Jack, brace yourself...I agree with you.
 -- David L. Rosenthal
 
The context in which this was written is interesting. The Social Security Act was passed in 1935, and in 1939 Social Security was expanded to cover dependents and survivors. Payroll taxes were 2%. The government has been increasingly "caring" FOR us ever since, and increasingly doing TO us as well. All I can say is if you ask to be treated like a child, you will be.
 -- Ken, Allyn, WA
 
There may be differences of scale between the founders' country and ours, Mike, but the principles are the same. We are a hundred times larger than at our founding, so each elected reprentative represents more people. More constituents but not that many more representatives -- that doesn't matter. And we will almost certainly be twice as big at the next century (600 million). That has nothing to do with the principle of representative democracy. It will still demand division of power and openness between divisions.

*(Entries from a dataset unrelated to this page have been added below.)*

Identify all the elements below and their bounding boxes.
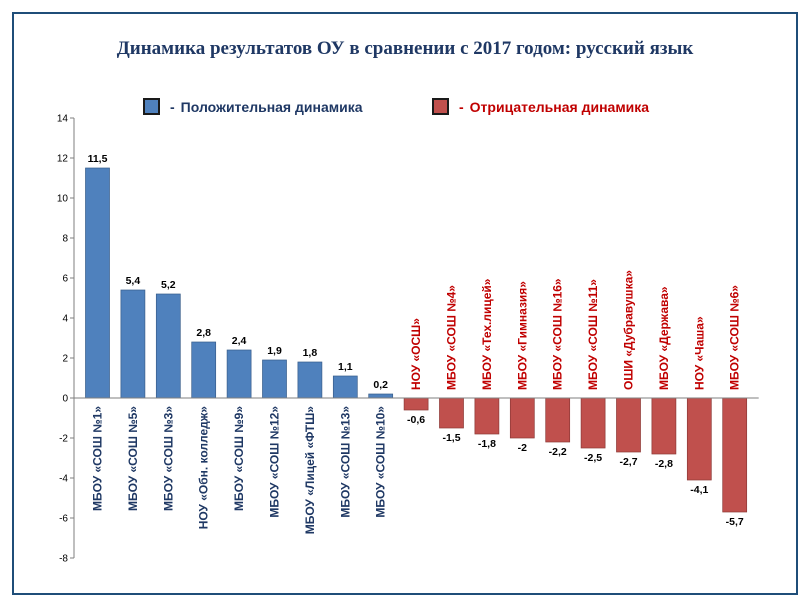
- y-tick-label: 4: [62, 314, 68, 325]
- bar: [120, 289, 146, 399]
- category-label: НОУ «Чаша»: [692, 316, 706, 390]
- bar-value-label: -1,5: [442, 432, 460, 444]
- category-label: МБОУ «СОШ №10»: [374, 406, 388, 518]
- bar-value-label: 11,5: [88, 153, 108, 165]
- bar: [545, 397, 571, 443]
- bar-value-label: -1,8: [478, 438, 496, 450]
- bar-value-label: -0,6: [407, 414, 425, 426]
- bar: [686, 397, 712, 481]
- bar-value-label: 1,1: [338, 361, 353, 373]
- chart-title: Динамика результатов ОУ в сравнении с 20…: [116, 38, 694, 59]
- category-label: МБОУ «СОШ №4»: [445, 285, 459, 390]
- legend-positive-label: Положительная динамика: [180, 98, 363, 115]
- chart-frame: [12, 12, 798, 595]
- bar: [85, 167, 110, 399]
- category-label: МБОУ «СОШ №16»: [551, 278, 565, 390]
- bar: [439, 397, 464, 429]
- category-label: МБОУ «СОШ №13»: [338, 406, 352, 518]
- legend-negative-swatch: [432, 98, 449, 115]
- bar: [191, 341, 217, 399]
- y-tick-label: 12: [57, 154, 69, 165]
- bar-value-label: 1,8: [303, 347, 318, 359]
- bar-value-label: 5,2: [161, 279, 176, 291]
- bar: [262, 359, 287, 399]
- bar: [403, 397, 429, 411]
- bar: [722, 397, 748, 513]
- y-tick-label: -4: [59, 474, 68, 485]
- bar: [651, 397, 677, 455]
- bar-value-label: -5,7: [726, 516, 744, 528]
- category-label: МБОУ «Лицей «ФТШ»: [303, 406, 317, 535]
- category-label: МБОУ «Держава»: [657, 286, 671, 390]
- y-tick-label: 2: [62, 354, 68, 365]
- y-tick-label: 14: [57, 114, 69, 125]
- bar-value-label: 2,8: [196, 327, 211, 339]
- bar: [155, 293, 181, 399]
- bar: [226, 349, 252, 399]
- y-tick-label: -2: [59, 434, 68, 445]
- category-label: НОУ «ОСШ»: [409, 318, 423, 390]
- bar: [297, 361, 323, 399]
- bar-value-label: -4,1: [690, 484, 708, 496]
- bar: [616, 397, 641, 453]
- category-label: МБОУ «Тех.лицей»: [480, 278, 494, 390]
- bar: [474, 397, 500, 435]
- category-label: МБОУ «Гимназия»: [515, 281, 529, 390]
- bar: [580, 397, 606, 449]
- category-label: МБОУ «СОШ №5»: [126, 406, 140, 511]
- legend-positive-swatch: [143, 98, 160, 115]
- y-tick-label: 6: [62, 274, 68, 285]
- y-tick-label: 0: [62, 394, 68, 405]
- y-tick-label: 8: [62, 234, 68, 245]
- category-label: МБОУ «СОШ №3»: [161, 406, 175, 511]
- category-label: МБОУ «СОШ №1»: [91, 406, 105, 511]
- bar-value-label: -2,8: [655, 458, 673, 470]
- category-label: МБОУ «СОШ №11»: [586, 279, 600, 390]
- legend-negative: - Отрицательная динамика: [432, 98, 649, 115]
- bar: [368, 393, 394, 399]
- bar-value-label: 0,2: [373, 379, 388, 391]
- bar-value-label: -2,5: [584, 452, 602, 464]
- legend-positive: - Положительная динамика: [143, 98, 362, 115]
- bar-value-label: -2,2: [549, 446, 567, 458]
- bar-value-label: 2,4: [232, 335, 247, 347]
- y-tick-label: -8: [59, 554, 68, 565]
- category-label: ОШИ «Дубравушка»: [622, 270, 636, 390]
- bar: [509, 397, 535, 439]
- y-tick-label: 10: [57, 194, 69, 205]
- bar-value-label: -2: [518, 442, 527, 454]
- bar: [332, 375, 358, 399]
- category-label: МБОУ «СОШ №12»: [268, 406, 282, 518]
- y-tick-label: -6: [59, 514, 68, 525]
- bar-value-label: -2,7: [619, 456, 637, 468]
- legend-positive-dash: -: [170, 98, 175, 115]
- category-label: НОУ «Обн. колледж»: [197, 406, 211, 530]
- bar-value-label: 5,4: [126, 275, 141, 287]
- legend-negative-label: Отрицательная динамика: [469, 98, 650, 115]
- legend-negative-dash: -: [459, 98, 464, 115]
- bar-value-label: 1,9: [267, 345, 282, 357]
- category-label: МБОУ «СОШ №6»: [728, 285, 742, 390]
- category-label: МБОУ «СОШ №9»: [232, 406, 246, 511]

Don't belabor meaningless semantics.
 -- Jack, Green, OH
 
Jack, again I agree with most everything you've just said but, the subject which I was addressing was tangible, not semantics. By way of example: I don't have authority to give you permission to drive your car. My representative doesn't have authority to do such, he's an extension of me. My neighbors on both sides and across the street individually don't have such authority, power, or right and since we all share the same rep, he still doesn't have such authority. It doesn't matter how many individuals share the same rep. no one individually or in concert, as represented, has such authority, power or right. Only when the rep, represents the collective as the creator of law, might making right (elimination of inalienable right), can an individual be licensed. License can only occur in a democracy or other tyrannical state where the state is authorized to act in an otherwise criminal manner. A state issued license can not exist in a representative republic. That's not semantics, that's tangible fact.
 -- Mike, Norwalk
 
It doesn't matter that I have ability to vote an individual in or out of office, it matters who that individual represents (me, himself, socialists, fascists, mob rule, etc.) once in office. If all I do as a citizen is vote, my citizenship can not be considered sound. I must be vigilant in educating and encouraging my fellow citizens to jealously guard my/our inalienable rights and make sure the elected official represents my/our rights as sovereigns.
 -- Mike, Norwalk
 
I take it you don't remember the 30s do you Ken?. You can call Social Security being treated as children if you like, but it's a lot better than the county homes, or old folks homes, or, actually poorhouses, of those days. As a child I dreaded that I may end up like those poor souls in bare survival conditions, but mainly with no dignity. Social Security practically eliminated such facilities.
 -- Jack, Green, OH
 
Actually, Social Security was originally initiated in 1913. The same year as the Federal Reserve and the 16th Amendment. And Jack is absolutely right, it was part of the three headed monster that destroyed the American economy and then helped the people, making them reliant on the government's credit, or otherwise the stolen fruit from the noble laborer. When your destitute, homeless, hungry and cold, you'll accept and praise any relief - no matter its source. And getting in bed with such source brings us back to the quote which I'm afraid is going to be self fulfilling, and one day make the earlier depression look like a cake walk.
 -- Mike, Norwalk
 
Another way of describing the "Golden Rule of citizenship is given by Ben Franklin:, "Democracy is two wolves and a lamb voting on what to have for lunch. Liberty is a well-armed lamb contesting the vote!" A satisfactory society is more than majority rule, whether by direct vote or representative electors. It is the majority respecting and providing for the well-being of the minority. As
 -- Jack, Green, OH
 
Jack, exactly. That has to be one of my all time favorite quotes, it hangs on my wall.